In particular, since \( \hat{Y} =c X \), we know that \( \hat{Y} \) is on space of \( L \). However, we do not know the exact location of \( \hat{Y} \). To determine the location of \( \hat{Y} \), it is to equivalently determine the value of c.

And, we target the make the difference between \( Y \) and \( \hat{Y} \) is minimal. Thus,
min | \( \hat{Y} – Y \)|
We can then just use the Euclidean distance to measure it. Thus, we can get the following.
min \( \sqrt{ \sum_{i} (\hat{Y_i} -Y_{i})^2 } =\sqrt{ \sum_{i} ( cX_{i} – Y_{i} )^2 } \)
Given the monotonicity, we can remove the square root notation and get the following.
min \( \sum_i (cX_{i} – Y_{i} )^2 \)
The function above has a quadratic with respect to c, and thus it has the minimum value when calculating the first-order derivative.
\( \frac{d}{dc} \sum_i (cX_{i}-Y_{i})^2 =0 \)
We can thus get the following.
\( \begin{align} \frac{d}{dc} \sum_i (cX_{i}-Y_{i})^2 &= \sum_i 2 X_{i} (cX_{i}-Y_{i}) \\ &=2 \sum_i X_{i} (cX_{i}-Y_{i}) \\ &= 2 \sum_i ( cX_{i} X_{i}-X_{i}Y_{i}) \end{align} \)
Thus, we can further get the following.
\( 2 \sum_i ( cX_{i} X_{i}-X_{i}Y_{i}) =0 \)
Thus, we remove the \( \sum \) notation by using vector dot product format.
\( cX^{T} \cdot X -X^T \cdot Y =0 \) [eq. 1]
Based on eq. 1, we can get eq. 2, which means that the vector of \( \hat{Y} – Y \) is orthogonal to the space of \( L\), which is defined by the vector of X. That is, the vector \( Y – \hat{Y} \) and \( L\) are perpendicular to each other (i.e., 90 degrees).
\( X^{T} \cdot (c X-Y) =0 \)
\( X^{T} \cdot (\hat{Y}-Y) =0 \) [eq. 2]

Further, from eq. 1, we can also get the value of c.
\( c= (X^{T} \cdot X)^{-1} \cdot X^{T} \cdot Y \)
Thus,
\( \hat{Y}=c X= X c = X \cdot (X^{T} \cdot X)^{-1} \cdot X^{T} \cdot Y = P \cdot Y \)
where,
\( P = X \cdot (X^{T} \cdot X)^{-1} \cdot X^{T} \)
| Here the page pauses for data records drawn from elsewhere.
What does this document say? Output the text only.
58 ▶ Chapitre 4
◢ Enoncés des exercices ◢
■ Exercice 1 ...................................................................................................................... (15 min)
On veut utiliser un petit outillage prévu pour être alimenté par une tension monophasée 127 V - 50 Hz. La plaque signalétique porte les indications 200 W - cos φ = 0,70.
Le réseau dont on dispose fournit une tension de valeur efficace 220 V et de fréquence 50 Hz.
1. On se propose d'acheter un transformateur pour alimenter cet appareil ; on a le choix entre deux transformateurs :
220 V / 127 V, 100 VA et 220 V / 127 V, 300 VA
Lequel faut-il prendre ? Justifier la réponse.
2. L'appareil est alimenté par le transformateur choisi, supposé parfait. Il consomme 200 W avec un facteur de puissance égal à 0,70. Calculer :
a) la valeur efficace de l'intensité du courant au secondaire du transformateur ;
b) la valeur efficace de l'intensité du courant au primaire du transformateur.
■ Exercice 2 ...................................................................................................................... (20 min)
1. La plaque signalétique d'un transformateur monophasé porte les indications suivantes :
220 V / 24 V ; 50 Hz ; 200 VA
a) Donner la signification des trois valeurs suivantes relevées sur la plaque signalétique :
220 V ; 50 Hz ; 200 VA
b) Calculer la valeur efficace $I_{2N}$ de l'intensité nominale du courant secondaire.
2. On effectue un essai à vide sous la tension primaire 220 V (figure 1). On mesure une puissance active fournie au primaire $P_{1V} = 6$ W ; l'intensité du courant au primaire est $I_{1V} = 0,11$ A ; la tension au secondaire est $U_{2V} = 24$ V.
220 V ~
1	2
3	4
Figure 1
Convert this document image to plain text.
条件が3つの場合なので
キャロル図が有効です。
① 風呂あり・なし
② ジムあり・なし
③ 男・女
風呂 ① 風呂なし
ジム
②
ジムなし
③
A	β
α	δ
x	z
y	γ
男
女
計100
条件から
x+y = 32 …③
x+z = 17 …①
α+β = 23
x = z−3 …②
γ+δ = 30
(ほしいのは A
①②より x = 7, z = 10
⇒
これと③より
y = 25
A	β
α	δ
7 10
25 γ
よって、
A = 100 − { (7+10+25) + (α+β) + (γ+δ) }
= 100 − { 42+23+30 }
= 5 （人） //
Note that, P is a square matrix, and you can easily prove the following two properties of P.
\( P^2 = P \)
\( P^T = P \)
Thus, P is an orthogonal projection matrix (Wikipedia) since P2 = p = pT. Thus, this tutorial provides proof that the shortest distance between a vector arrow point and a subspace is through a line that is orthogonal to that subspace.